The Federal Communications Commission (FCC) received a mostly favorable review from the Government Accountability Office (GAO) on how the agency is proceeding with improving broadband service access maps, but GAO also flagged that the FCC will face technological challenges with integrating disparate sources of broadband service location data.
Many people in the U.S. still don’t have reliable broadband internet access, and Federal efforts to bridge the digital divide rely heavily on data that the FCC collects from broadband service providers to determinate accurate broadband service maps.
In 2017, the FCC launched efforts to improve the accuracy of its broadband deployment data. Toward that end, in 2020 – with guidance from the Broadband Deployment Accuracy and Technological Availability Act – the FCC began work to create a database of U.S. locations that either are, or could be, served by broadband, which will allow for more precise assessments of where broadband service is lacking, GAO said in a September 28 report.
The report explains that the FCC has in the past measured broadband deployment by counting an entire census block as served if a provider reports that it offers service to at least one location in the census block. But this method can overplay the extent of broadband deployment – if the data showed that a census block has broadband, there was a likelihood that not all locations in the census block are served.
Getting granular and highly accurate data is crucial because Federal, state, local, and tribal governments use broadband maps to decide where service is needed, and how to fund broadband service expansions.
“The purpose of this data collection effort is to improve the granularity and precision of FCC’s broadband deployment mapping, which will allow FCC to assess where people still lack broadband access more precisely,” the GAO report says.
The government watchdog agency found that the FCC has taken reasonable steps to implement the 2020 law to “create a location fabric, which is a dataset of all locations or structures in the U.S. that could be served by broadband, over which broadband deployment data can be overlaid.”
To start, the agency hired a data architect to help with the database. The FCC also issued a request for proposals for a product to meet its location database needs. This vendor for that project also will be responsible for developing a process for state, local, and tribal entities to question and correct fabric location data to improve their accuracy, as required by the law.
However, GAO also talked about a key challenge faced by the FCC in dealing with the limitations of location data, and the challenge of integrating disparate data sources.

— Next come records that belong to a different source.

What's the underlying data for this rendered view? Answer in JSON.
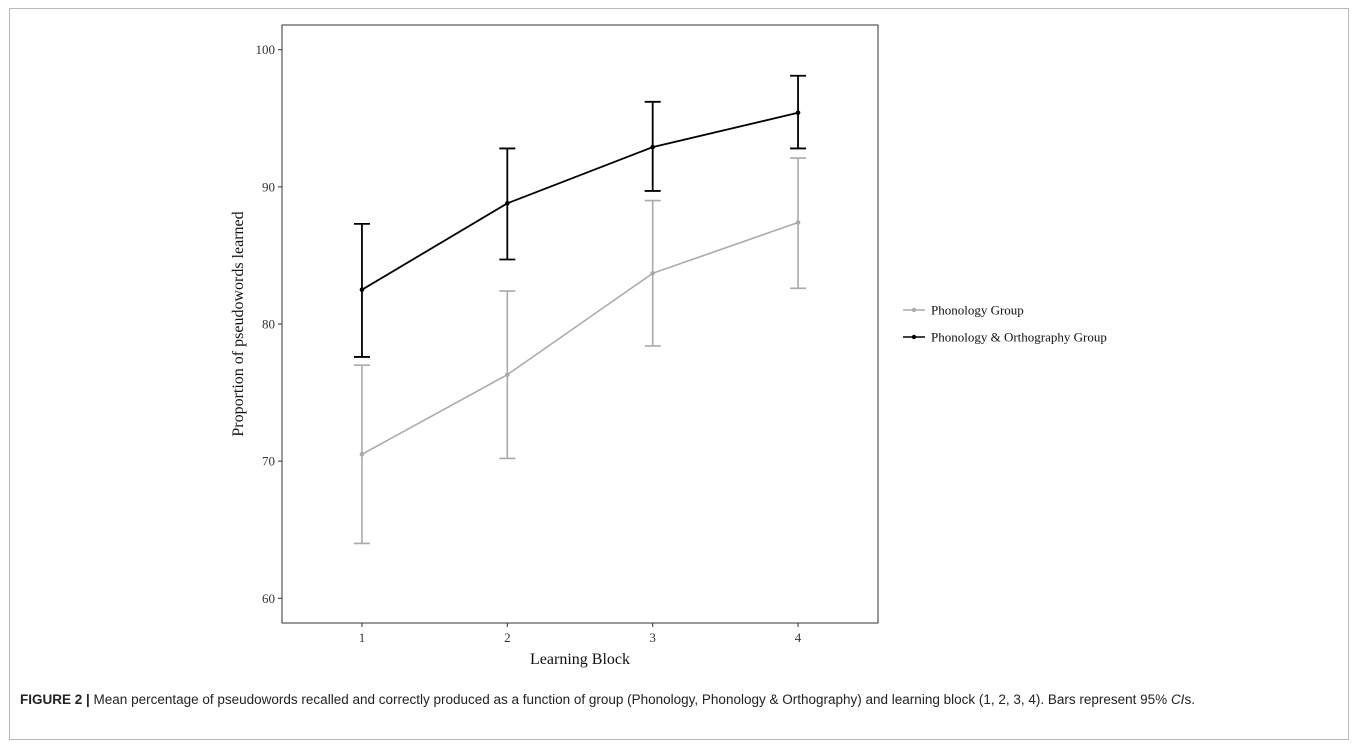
{
  "chart_data": {
    "type": "line",
    "xlabel": "Learning Block",
    "ylabel": "Proportion of pseudowords learned",
    "x": [
      1,
      2,
      3,
      4
    ],
    "x_tick_labels": [
      "1",
      "2",
      "3",
      "4"
    ],
    "y_ticks": [
      60,
      70,
      80,
      90,
      100
    ],
    "y_tick_labels": [
      "60",
      "70",
      "80",
      "90",
      "100"
    ],
    "ylim": [
      58.2,
      101.8
    ],
    "xlim": [
      0.45,
      4.55
    ],
    "grid": false,
    "legend_position": "right",
    "error_bars": "95% CIs",
    "series": [
      {
        "name": "Phonology Group",
        "color": "#aaaaaa",
        "values": [
          70.5,
          76.3,
          83.7,
          87.4
        ],
        "ci_low": [
          64.0,
          70.2,
          78.4,
          82.6
        ],
        "ci_high": [
          77.0,
          82.4,
          89.0,
          92.1
        ]
      },
      {
        "name": "Phonology & Orthography Group",
        "color": "#000000",
        "values": [
          82.5,
          88.8,
          92.9,
          95.4
        ],
        "ci_low": [
          77.6,
          84.7,
          89.7,
          92.8
        ],
        "ci_high": [
          87.3,
          92.8,
          96.2,
          98.1
        ]
      }
    ]
  },
  "caption": {
    "lead": "FIGURE 2 |",
    "text_before_ci": " Mean percentage of pseudowords recalled and correctly produced as a function of group (Phonology, Phonology & Orthography) and learning block (1, 2, 3, 4). Bars represent 95% ",
    "ci_italic": "CI",
    "text_after_ci": "s."
  }
}
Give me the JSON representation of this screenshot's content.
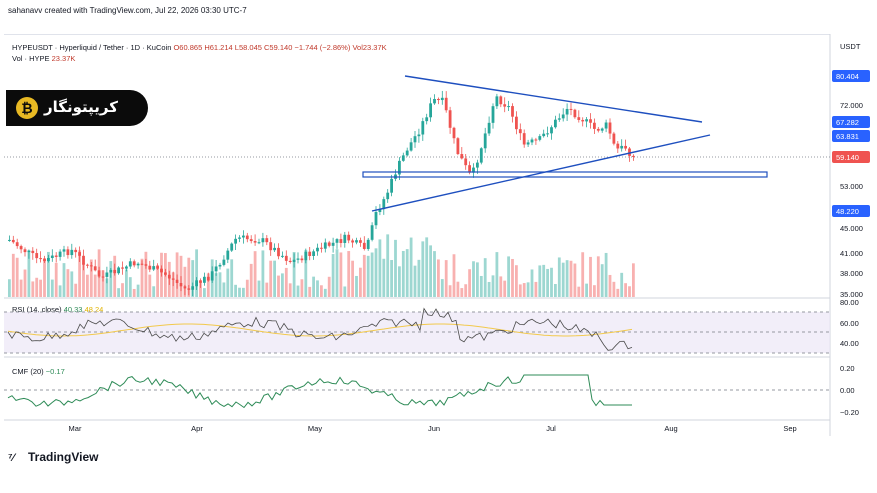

According to data companies, broadband providers, and telecommunications industry associations that GAO interviewed, no single dataset is sufficient for developing a database of all locations in the U.S. where providers could provide broadband service. To address this challenge, the FCC must integrate multiple types of data.
The parties interviewed by GAO identified four key data types that each have advantages and limitations including with completeness, accuracy, and consistency of data. Those data types include parcel data, county property tax assessor data, building footprint data, and address data.
When combined in various ways, those datasets can create a database of all serviceable locations, and having a combination of data types would help address limitations with the data, GAO said.